The core of our service is running as a Python Flask web server. We manage user information and credentials using MongoDB, and use basic html/css with bootstrap on our website. We further extended a preexisting Piazza library and created a custom websocket that provides real time activity monitoring for any Piazza class. To see if a post contains a query or topic that a user is interested in, we have experimented with and used a variety of natural language processing techniques predominantly using the NLTK library. We have also leveraged the STMP library to send emails to users with a custom HTML rendering engine.

Challenges we ran into

Piazza's API is very hard to use and understand, and there's few documentations available, so we spent way more time than we should to reverse engineer it.

It was also difficult to determine which NLP technique we were interested in using, since most of the team members don't have too much previous experience with NLP. We started off easy with the base model and used basic NLP techniques such as tokenizing, stemming and lemmatization to process the post content. Then we performed keyword matching in the processed text. We wanted to explore more sophisticated models, so we started researching into areas like semantic search, transformer models, topics extraction models. We decided on using the widely used BERT model to improve upon the base model. We used the similarity results between the post and user's keyword to determine if the post is worth sending to our user.

The similarity score was quite unpredictable with the test cases we tried, sometimes it would be high while the keyword and post clearly don't match. We then tried comparing the similarity score between each sentence of the post and the keyword, then taking the average, instead of comparing the similarity score between the whole post and keyword. It slightly improved our model performance. But not significantly. In the end, we relied more on the base model than we did the BERT model. We'd love to keep working on this project and improve upon our BERT model after this hackathon.

It also took a little bit to get the front end working with account authentication.

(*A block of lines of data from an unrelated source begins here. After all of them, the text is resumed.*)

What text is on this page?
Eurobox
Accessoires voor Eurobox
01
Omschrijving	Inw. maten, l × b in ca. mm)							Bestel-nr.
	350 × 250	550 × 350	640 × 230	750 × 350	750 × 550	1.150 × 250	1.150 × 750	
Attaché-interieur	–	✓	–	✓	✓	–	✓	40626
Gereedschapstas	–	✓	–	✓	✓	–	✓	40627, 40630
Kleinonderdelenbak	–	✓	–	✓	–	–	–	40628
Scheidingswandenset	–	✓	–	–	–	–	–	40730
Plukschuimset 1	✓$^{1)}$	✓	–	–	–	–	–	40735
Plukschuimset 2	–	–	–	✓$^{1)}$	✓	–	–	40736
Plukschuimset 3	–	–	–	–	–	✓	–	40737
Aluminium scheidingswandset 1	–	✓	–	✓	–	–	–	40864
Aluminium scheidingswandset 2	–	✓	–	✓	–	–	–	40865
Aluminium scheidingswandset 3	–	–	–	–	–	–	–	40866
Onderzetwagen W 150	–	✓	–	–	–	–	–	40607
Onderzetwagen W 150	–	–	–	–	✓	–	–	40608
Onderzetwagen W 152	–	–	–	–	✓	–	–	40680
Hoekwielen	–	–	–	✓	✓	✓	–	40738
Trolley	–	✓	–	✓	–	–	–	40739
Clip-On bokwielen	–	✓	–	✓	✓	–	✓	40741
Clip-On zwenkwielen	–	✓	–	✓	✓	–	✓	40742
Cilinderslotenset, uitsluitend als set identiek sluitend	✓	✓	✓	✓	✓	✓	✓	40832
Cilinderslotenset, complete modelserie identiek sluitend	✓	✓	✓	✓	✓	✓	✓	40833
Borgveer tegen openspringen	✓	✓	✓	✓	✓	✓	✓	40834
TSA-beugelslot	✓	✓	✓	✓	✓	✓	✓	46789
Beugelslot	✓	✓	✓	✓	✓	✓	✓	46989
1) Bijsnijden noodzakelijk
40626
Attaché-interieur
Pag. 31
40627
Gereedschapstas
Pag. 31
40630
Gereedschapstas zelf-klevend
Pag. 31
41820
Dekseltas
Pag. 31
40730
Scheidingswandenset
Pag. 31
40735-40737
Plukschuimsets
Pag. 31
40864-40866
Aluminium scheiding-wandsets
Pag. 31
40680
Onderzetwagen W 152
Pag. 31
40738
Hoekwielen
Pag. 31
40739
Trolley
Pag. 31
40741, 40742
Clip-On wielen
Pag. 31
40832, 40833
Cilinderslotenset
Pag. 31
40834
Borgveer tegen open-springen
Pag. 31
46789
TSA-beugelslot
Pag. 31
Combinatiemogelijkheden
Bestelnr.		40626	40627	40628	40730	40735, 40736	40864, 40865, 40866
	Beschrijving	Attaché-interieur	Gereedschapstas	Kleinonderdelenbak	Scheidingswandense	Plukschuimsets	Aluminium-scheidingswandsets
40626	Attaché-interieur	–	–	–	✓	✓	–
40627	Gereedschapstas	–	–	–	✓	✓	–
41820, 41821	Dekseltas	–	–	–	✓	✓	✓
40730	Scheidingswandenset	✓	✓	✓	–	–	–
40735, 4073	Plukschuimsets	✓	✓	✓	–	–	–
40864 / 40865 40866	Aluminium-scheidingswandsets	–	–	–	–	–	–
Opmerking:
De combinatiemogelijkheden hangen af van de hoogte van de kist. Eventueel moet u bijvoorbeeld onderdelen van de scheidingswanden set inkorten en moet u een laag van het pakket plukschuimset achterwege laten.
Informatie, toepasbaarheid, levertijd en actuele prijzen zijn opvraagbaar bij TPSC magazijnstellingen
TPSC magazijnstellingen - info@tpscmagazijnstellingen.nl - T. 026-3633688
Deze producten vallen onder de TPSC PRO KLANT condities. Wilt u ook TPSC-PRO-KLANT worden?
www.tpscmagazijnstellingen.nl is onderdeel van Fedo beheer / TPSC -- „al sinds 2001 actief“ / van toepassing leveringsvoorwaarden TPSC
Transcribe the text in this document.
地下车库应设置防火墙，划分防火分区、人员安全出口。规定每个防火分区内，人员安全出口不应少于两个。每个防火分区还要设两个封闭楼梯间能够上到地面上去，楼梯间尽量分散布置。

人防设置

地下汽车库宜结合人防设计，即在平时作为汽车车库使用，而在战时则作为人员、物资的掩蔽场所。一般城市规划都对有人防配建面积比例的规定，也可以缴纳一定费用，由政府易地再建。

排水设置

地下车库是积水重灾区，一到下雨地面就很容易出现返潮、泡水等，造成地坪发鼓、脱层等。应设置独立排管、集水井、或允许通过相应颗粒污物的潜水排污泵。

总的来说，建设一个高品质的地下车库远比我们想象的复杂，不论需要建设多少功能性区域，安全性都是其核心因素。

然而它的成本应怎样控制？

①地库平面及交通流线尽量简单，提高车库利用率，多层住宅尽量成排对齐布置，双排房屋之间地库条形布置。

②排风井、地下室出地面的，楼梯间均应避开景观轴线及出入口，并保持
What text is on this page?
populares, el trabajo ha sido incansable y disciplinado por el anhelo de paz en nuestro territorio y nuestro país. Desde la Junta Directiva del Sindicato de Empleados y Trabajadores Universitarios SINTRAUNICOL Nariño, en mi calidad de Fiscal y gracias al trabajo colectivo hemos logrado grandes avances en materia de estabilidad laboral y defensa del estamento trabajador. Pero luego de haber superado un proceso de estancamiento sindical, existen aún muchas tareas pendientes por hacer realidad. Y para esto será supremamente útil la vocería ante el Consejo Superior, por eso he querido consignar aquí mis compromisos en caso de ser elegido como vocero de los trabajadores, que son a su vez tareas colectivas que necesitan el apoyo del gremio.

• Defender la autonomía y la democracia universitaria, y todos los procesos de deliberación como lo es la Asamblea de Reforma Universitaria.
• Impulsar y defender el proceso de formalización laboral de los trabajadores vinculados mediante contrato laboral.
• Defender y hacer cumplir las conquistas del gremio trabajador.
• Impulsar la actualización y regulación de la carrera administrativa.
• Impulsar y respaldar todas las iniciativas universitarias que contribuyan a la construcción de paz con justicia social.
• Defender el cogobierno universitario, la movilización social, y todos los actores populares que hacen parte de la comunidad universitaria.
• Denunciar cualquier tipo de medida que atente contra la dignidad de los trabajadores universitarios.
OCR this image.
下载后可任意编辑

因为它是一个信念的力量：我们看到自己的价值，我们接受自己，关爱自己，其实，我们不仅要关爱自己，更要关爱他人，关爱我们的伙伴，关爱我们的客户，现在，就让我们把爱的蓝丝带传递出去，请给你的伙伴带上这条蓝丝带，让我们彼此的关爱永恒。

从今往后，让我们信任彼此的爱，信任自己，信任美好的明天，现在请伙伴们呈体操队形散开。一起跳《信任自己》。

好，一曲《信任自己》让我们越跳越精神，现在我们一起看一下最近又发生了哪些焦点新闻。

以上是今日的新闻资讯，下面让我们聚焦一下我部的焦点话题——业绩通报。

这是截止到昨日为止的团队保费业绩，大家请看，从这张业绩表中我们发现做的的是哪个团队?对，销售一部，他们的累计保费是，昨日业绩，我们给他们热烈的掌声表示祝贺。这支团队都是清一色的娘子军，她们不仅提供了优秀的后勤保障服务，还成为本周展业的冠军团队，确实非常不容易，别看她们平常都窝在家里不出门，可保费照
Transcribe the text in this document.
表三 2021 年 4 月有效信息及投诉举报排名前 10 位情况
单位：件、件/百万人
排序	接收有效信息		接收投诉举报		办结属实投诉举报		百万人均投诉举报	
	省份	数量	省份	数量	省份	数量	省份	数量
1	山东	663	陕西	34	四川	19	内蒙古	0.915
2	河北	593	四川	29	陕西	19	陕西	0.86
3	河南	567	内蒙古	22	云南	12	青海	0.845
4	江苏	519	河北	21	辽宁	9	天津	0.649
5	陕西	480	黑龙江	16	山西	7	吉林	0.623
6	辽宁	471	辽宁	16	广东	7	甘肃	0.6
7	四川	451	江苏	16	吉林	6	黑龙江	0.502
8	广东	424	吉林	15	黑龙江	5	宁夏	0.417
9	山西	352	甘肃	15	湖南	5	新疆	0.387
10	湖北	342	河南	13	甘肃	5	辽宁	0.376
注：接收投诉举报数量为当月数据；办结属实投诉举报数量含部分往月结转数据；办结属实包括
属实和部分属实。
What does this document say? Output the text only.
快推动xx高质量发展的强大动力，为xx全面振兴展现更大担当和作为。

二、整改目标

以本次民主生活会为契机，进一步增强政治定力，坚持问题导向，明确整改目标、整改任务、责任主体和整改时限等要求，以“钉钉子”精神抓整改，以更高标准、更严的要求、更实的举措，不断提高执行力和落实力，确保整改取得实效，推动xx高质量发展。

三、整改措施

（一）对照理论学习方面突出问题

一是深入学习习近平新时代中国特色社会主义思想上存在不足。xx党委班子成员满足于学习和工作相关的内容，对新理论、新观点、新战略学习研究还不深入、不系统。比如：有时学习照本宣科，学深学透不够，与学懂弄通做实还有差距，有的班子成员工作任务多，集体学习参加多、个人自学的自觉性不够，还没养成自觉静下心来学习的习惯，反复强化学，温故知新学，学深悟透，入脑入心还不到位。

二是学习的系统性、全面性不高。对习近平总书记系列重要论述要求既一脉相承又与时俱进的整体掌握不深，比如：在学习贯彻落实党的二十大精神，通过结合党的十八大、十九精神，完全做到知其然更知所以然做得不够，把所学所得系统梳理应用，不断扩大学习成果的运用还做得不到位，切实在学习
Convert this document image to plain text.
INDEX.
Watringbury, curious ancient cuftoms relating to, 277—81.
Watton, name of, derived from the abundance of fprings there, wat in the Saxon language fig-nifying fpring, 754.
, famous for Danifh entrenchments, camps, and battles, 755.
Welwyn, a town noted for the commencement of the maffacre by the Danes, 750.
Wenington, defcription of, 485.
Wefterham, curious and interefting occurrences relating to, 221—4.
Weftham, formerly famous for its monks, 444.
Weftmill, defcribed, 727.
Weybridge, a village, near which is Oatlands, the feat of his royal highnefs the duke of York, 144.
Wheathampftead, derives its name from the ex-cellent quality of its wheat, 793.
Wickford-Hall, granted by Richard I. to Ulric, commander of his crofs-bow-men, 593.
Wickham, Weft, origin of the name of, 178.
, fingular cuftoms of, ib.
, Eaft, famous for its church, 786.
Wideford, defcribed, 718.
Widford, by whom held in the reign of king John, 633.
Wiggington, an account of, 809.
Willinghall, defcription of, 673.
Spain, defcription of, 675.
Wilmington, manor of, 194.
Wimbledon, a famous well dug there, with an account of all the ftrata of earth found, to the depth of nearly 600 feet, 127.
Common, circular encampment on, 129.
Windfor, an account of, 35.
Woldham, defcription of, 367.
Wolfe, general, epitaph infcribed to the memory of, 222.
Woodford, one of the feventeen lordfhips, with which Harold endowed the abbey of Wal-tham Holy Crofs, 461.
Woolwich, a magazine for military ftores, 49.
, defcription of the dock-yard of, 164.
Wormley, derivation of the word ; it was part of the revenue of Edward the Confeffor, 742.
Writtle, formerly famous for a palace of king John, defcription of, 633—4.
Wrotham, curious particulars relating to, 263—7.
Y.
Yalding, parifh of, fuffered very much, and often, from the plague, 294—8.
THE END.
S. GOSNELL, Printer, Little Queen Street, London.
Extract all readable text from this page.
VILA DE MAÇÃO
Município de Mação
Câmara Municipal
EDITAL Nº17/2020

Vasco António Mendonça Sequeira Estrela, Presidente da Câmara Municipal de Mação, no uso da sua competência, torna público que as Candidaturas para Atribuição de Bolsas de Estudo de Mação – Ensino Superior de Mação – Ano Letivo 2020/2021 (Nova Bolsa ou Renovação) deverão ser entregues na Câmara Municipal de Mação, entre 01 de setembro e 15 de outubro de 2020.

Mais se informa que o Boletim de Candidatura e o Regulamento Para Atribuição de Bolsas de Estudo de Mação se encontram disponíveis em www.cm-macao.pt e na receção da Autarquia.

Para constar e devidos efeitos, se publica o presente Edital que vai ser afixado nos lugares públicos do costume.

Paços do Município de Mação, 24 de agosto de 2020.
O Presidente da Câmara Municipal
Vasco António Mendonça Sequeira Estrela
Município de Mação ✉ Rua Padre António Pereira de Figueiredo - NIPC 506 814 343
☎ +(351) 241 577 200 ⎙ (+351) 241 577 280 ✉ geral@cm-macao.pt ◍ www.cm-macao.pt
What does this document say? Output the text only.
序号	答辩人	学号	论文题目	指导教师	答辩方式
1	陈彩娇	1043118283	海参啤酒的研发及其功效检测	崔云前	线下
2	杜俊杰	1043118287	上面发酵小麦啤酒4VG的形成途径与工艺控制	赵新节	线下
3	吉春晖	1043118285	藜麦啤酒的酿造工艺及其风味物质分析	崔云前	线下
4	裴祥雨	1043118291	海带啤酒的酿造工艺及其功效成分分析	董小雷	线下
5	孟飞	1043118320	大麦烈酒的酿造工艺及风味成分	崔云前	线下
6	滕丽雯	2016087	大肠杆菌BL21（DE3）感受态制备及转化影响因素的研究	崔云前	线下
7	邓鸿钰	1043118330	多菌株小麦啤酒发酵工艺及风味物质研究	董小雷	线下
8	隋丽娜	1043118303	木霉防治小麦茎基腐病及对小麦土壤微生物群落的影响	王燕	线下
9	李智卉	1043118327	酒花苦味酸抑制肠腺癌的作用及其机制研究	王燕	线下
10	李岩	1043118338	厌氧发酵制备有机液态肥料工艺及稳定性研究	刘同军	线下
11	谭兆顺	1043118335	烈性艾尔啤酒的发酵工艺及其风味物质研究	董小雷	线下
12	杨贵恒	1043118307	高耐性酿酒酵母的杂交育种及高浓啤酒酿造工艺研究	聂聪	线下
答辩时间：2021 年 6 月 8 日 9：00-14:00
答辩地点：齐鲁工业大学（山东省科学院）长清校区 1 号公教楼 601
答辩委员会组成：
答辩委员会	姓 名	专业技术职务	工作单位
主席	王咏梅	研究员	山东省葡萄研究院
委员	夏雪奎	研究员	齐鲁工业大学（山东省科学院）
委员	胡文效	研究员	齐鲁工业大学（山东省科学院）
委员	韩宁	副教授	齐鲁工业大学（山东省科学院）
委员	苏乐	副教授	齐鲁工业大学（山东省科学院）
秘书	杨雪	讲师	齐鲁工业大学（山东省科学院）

Alternatively, we have experimented in designing the usage of custom-made libraries to better workflows for

Accomplishments that we're proud of

We have made a custom Piazza client that offers stable websocket connections to any arbitrary Piazza courses. The client is exhaustively documented, designed to be straightforward, and can be published for others to deploy instantly.

While our service currently only supports Piazza, we have created a relatively platform agnostic system that would allow us to track other services such as Campuswire, or even open online discussion platforms such as Reddit or news sites.

What we learned

Most of our project members were new to new development in general, and using flask and mongodb. We have also learned more about websocket programming, nlp, and various other technologies depending on each of our previous skill sets. Most importantly, we learned about rapidly developing and tying together an end-to-end project. We learned how to balance intermittently working independently and then routinely joining together our components to confirm that our service is working.

What's next for Trackativity-Piazza

We plan to extend our service to more platforms, and implement more content analysis techniques such as emotion analysis and more sophisticated deep learning-based topic extraction. We also are interested in finetuning our models with domain specific information. For example, maybe a course instructor could provide a textbook or other resources which we could use to finetune our models for that course.